The final budget decisions are up to Energy Secretary Rick Perry, who as a presidential candidate infamously meant to call for the elimination of the Energy Department, but forgot its name. Since assuming his new office, Perry has enthusiastically tweeted about the importance of the department's research.
Some researchers said that the proposed cuts, even if they don't come to pass, are sapping their morale.
"Knowing that cuts are coming and that [Trump] doesn't like a lot of the programs we work on, and that he appointed someone to [DOE] who wanted to destroy that agency, that's demoralizing," said one Colorado researcher who asked for anonymity to speak frankly.
In making his budget decisions, Perry is working with a skeleton staff. One deputy, Dan Brouillette, has been nominated. The pace of nominations for DOE and other departments is lagging that of other new presidencies.
"Part of the problem is that we don't have all the right people in place to know if the money will be in place," said Carol Lane, head of government affairs at X-energy LLC, a Maryland firm that intends to build a nuclear reactor.
X-energy has reasons to wonder. Last June it won a $40 million grant to advance its design, which is one of a wave of smaller nuclear reactors that could create carbon-free energy while generating less waste. The company got to this point with a $33 million investment by its founder, Kam Ghaffarian, who will kick in an additional $13 million during the five-year course of the DOE grant.
The firm's 30 employees now rely on the DOE funding, as well as five part-time researchers at both the Oak Ridge and Idaho national laboratories. In the early 2020s, as prototypes start to be made, X-energy expects to pay $500 million to a range of contractors, from Huntington Ingalls Industries, a maker of nuclear-powered ships in Virginia, to Joseph Oat Corp., a metal fabricator in New Jersey, said spokeswoman Melanie Lyons.
The cuts are unlikely to be popular in Congress, where every local research dollar has an elected champion.
For example, when NNMREC won its grant for an ocean-energy facility, members of the Oregon congressional delegation showered it with praise. "This test facility will make Oregon the leader in bringing wave energy to the United States, which will create good-paying local jobs and strengthen our coastal economies," Sen.
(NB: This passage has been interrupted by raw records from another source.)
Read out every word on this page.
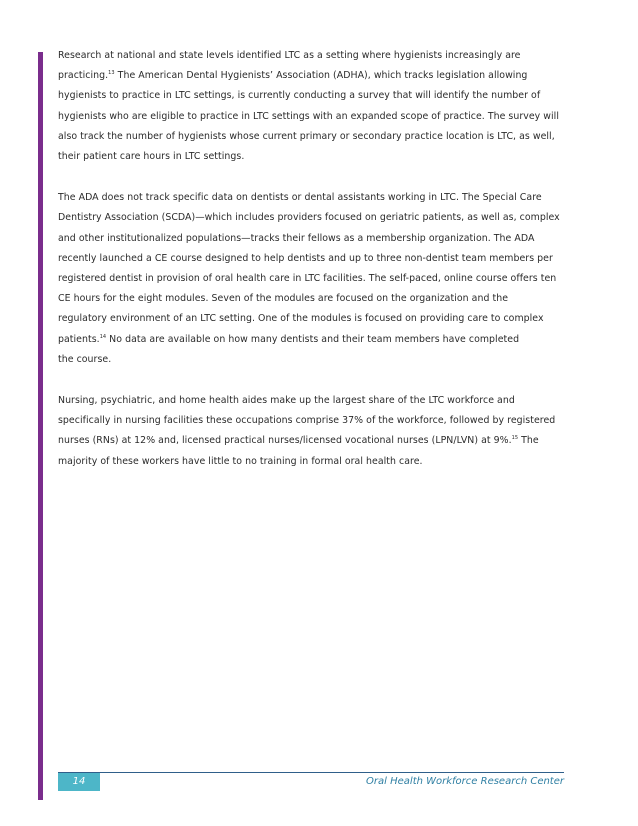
Research at national and state levels identified LTC as a setting where hygienists increasingly are
practicing.$^{13}$ The American Dental Hygienists’ Association (ADHA), which tracks legislation allowing
hygienists to practice in LTC settings, is currently conducting a survey that will identify the number of
hygienists who are eligible to practice in LTC settings with an expanded scope of practice. The survey will
also track the number of hygienists whose current primary or secondary practice location is LTC, as well,
their patient care hours in LTC settings.

The ADA does not track specific data on dentists or dental assistants working in LTC. The Special Care
Dentistry Association (SCDA)—which includes providers focused on geriatric patients, as well as, complex
and other institutionalized populations—tracks their fellows as a membership organization. The ADA
recently launched a CE course designed to help dentists and up to three non-dentist team members per
registered dentist in provision of oral health care in LTC facilities. The self-paced, online course offers ten
CE hours for the eight modules. Seven of the modules are focused on the organization and the
regulatory environment of an LTC setting. One of the modules is focused on providing care to complex
patients.$^{14}$ No data are available on how many dentists and their team members have completed
the course.

Nursing, psychiatric, and home health aides make up the largest share of the LTC workforce and
specifically in nursing facilities these occupations comprise 37% of the workforce, followed by registered
nurses (RNs) at 12% and, licensed practical nurses/licensed vocational nurses (LPN/LVN) at 9%.$^{15}$ The
majority of these workers have little to no training in formal oral health care.

14	Oral Health Workforce Research Center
Jeff Merkley (D) said.
The situation is similar at the University of North Dakota, where a quarter of the university's entire research budget comes from the Energy Department, much of it to fund multimillion-dollar grants to advance carbon sequestration.
Those grants would be likely targets in Trump's new budget, despite the president's stated desire to aid the fossil fuel industry and his winning of North Dakota in the 2016 election.
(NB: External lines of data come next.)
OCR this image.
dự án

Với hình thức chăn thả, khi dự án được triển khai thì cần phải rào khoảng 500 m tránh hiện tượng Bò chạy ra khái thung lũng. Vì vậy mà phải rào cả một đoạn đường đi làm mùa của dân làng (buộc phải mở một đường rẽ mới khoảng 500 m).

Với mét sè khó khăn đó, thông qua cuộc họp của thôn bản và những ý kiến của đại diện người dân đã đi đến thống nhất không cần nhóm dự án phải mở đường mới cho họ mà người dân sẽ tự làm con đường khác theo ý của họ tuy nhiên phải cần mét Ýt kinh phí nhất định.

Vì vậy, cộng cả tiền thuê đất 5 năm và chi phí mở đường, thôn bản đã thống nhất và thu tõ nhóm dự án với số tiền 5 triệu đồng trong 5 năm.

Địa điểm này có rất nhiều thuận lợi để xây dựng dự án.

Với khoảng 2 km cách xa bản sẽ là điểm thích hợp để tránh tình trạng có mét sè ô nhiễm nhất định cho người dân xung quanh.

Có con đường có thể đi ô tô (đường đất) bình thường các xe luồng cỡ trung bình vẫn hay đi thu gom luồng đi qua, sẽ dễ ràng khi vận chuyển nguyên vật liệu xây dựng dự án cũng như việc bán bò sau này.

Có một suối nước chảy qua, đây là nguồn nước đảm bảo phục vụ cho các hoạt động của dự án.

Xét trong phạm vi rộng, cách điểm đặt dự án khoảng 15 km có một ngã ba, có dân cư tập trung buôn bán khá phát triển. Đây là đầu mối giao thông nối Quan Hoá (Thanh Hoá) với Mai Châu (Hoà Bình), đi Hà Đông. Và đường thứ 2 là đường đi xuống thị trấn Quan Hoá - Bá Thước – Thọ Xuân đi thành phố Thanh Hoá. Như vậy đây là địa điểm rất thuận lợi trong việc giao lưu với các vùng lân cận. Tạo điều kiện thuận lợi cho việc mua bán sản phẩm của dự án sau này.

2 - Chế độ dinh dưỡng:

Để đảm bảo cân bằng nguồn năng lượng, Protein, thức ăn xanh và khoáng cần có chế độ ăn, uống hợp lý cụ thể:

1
How does John Hoeven, North Dakota's Republican senator, see the prospect of these cuts?
Contacted for this story, Hoeven issued a statement saying that while he sought to "find savings to reduce the debt and deficit," he believes that "projects, including those being conducted at the University of North Dakota, will help to provide a true path forward for clean coal technologies."
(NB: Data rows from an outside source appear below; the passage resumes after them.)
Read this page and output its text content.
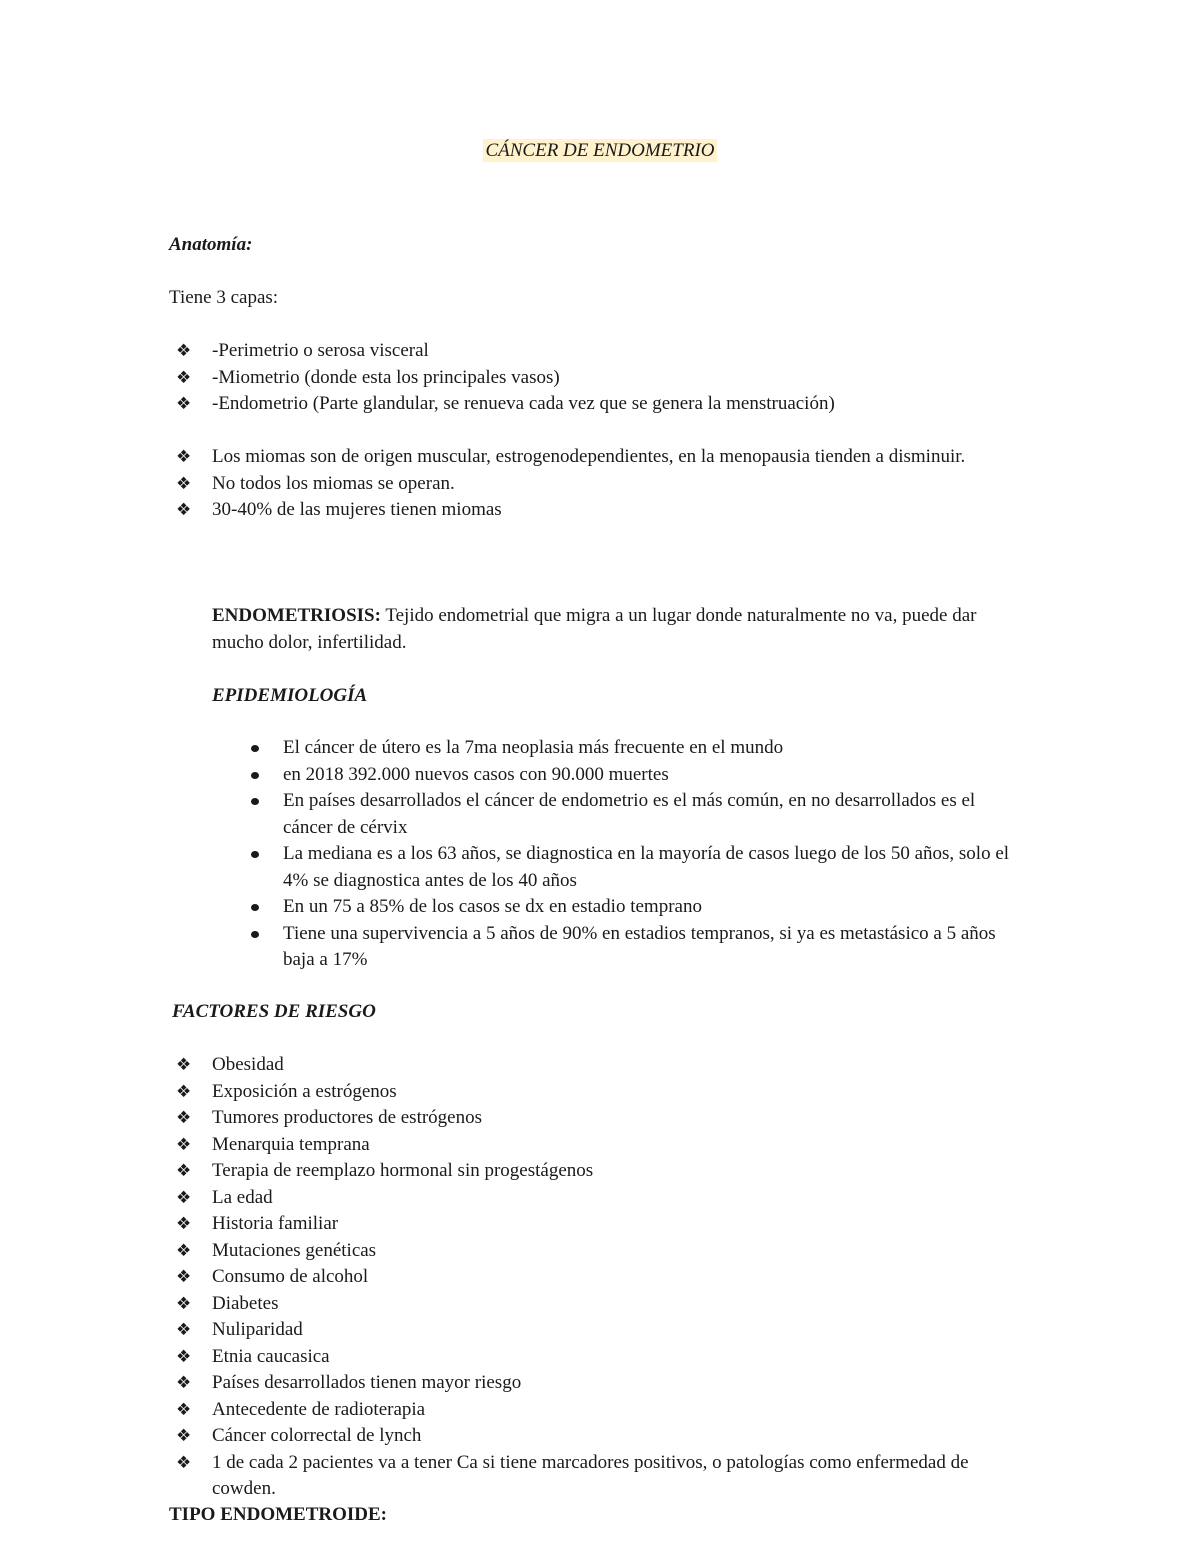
CÁNCER DE ENDOMETRIO
Anatomía:
Tiene 3 capas:
❖ -Perimetrio o serosa visceral
❖ -Miometrio (donde esta los principales vasos)
❖ -Endometrio (Parte glandular, se renueva cada vez que se genera la menstruación)
❖ Los miomas son de origen muscular, estrogenodependientes, en la menopausia tienden a disminuir.
❖ No todos los miomas se operan.
❖ 30-40% de las mujeres tienen miomas
ENDOMETRIOSIS: Tejido endometrial que migra a un lugar donde naturalmente no va, puede dar mucho dolor, infertilidad.
EPIDEMIOLOGÍA
El cáncer de útero es la 7ma neoplasia más frecuente en el mundo
en 2018 392.000 nuevos casos con 90.000 muertes
En países desarrollados el cáncer de endometrio es el más común, en no desarrollados es el cáncer de cérvix
La mediana es a los 63 años, se diagnostica en la mayoría de casos luego de los 50 años, solo el 4% se diagnostica antes de los 40 años
En un 75 a 85% de los casos se dx en estadio temprano
Tiene una supervivencia a 5 años de 90% en estadios tempranos, si ya es metastásico a 5 años baja a 17%
FACTORES DE RIESGO
❖ Obesidad
❖ Exposición a estrógenos
❖ Tumores productores de estrógenos
❖ Menarquia temprana
❖ Terapia de reemplazo hormonal sin progestágenos
❖ La edad
❖ Historia familiar
❖ Mutaciones genéticas
❖ Consumo de alcohol
❖ Diabetes
❖ Nuliparidad
❖ Etnia caucasica
❖ Países desarrollados tienen mayor riesgo
❖ Antecedente de radioterapia
❖ Cáncer colorrectal de lynch
❖ 1 de cada 2 pacientes va a tener Ca si tiene marcadores positivos, o patologías como enfermedad de cowden.
TIPO ENDOMETROIDE:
John Harju, vice president for strategic partnerships at the university's Energy & Environmental Research Center and its former head of research, said he believes in the end that not much might change at all. He noted that Obama's changes in the energy budget, which were far more modest, made little difference in the profile of what the government funds in energy research.
"I try not to get too excited about the rhetoric at the beginning of the game," Harju said. "It's the details at the end of the game that interest us."
Correction: An earlier version of this story included an incorrect title for John Harju. He is vice president for strategic partnerships at the University of North Dakota's Energy & Environmental Research Center.